Выйдя на привокзальную площадь, капитан уселся в плетеную бричку, вестовой Филиппок поместился на облучке, и вскоре они уже трусили по колдобистой дороге на город Быхов.
– Слушай, Филиппок, ты когда-нибудь про философа Гегеля слыхал? – спросил капитан своего возницу.
– Никак нет.
– Так вот этот самый Гегель сказал, что все разумное действительно, а все действительное разумно. И вот я гляжу по сторонам и спрашиваю себя: ну что может быть разумного в такой паскудной действительности, в этих курятниках, недостойных имени человеческого жилья, в этой непроезжей грязи, в никчемных скифских просторах, где теряется человек, и, к примеру, зачем вон тот пьяный белорус лупит козу лопатой? Чудак был этот Гегель, как ты думаешь, Филиппок?
– Не могу знать.
Трудно определить, что именно было тому причиной – то ли чудесный октябрьский день, то ли несуразность гегелевской философии, то ли приятное мление, вызванное неспешной ездой и ядреным германским ромом, – но капитан вдруг решил завернуть по пути в селение Куропатовку и решительно объясниться с сестрой милосердия Урусовой-Чесноковой. Опоздать в отряд к приезду великого князя Александра Михайловича он нимало не опасался, так как отлично знал, что романовское «с часу на час» способно растянуться до пары суток.

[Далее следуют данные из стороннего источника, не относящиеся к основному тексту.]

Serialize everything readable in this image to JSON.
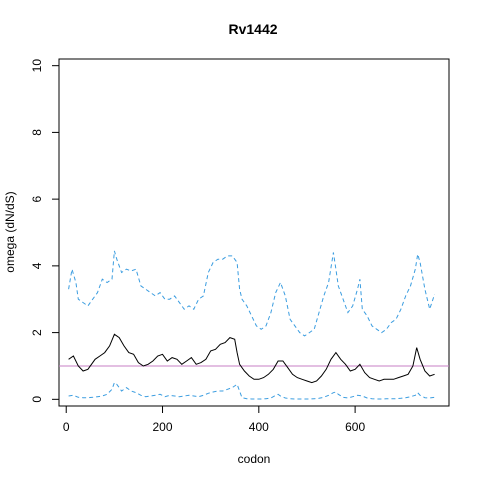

Урусову-Чеснокову, девушку лет двадцати пяти, с вострыми ключицами, выпирающими из-под глухого форменного платья, пресным лицом и жидкими белесыми волосами, капитан застал за чтением «Русского паломника», который она выписывала в числе целой дюжины газет, журналов и альманахов. Капитан снял фуражку, щелкнул каблуками и присел к столу, отодвинув в сторону букетик засушенной резеды. В горле у него немедленно запершило, дало знать о себе сердце, то обмиравшее, то начинавшее рваться из грудной клетки, да еще от приступа сладкой нежности стали немного косить глаза. Несмотря на то, что влюблялся он часто, как минимум раз в году, объяснения ему, как правило, не давались.
Тем временем царский шофер подпоручик Бах из лифляндских немцев, страдавший редкой формой алкоголизма, – он пил исключительно чистый спирт, никогда не пьянел, и от него обыкновенно даже пахло не перегаром, а чем-то похожим на дешевый одеколон, впрочем, ближе к вечеру он успевал до такой степени отравиться, что на него нападали припадки клептомании и он крал у приятелей портсигары и кошельки, – так вот, подпоручик Бах тем временем копался в моторе царского «роллс-ройса», который вышел из строя сутки тому назад. При этом подпоручик на чем свет стоит материл социалистов, ибо почему-то стоял на том, что если воровски снимали магнето с одного из двух царских автомобилей, резали сафьяновую обивку сидений либо сам по себе барахлил мотор, то виноваты тут были непременно социалисты, то есть первые в Европе злыдни и дураки. На сердце у подпоручика было так тяжело, что хотелось только выпить и застрелиться.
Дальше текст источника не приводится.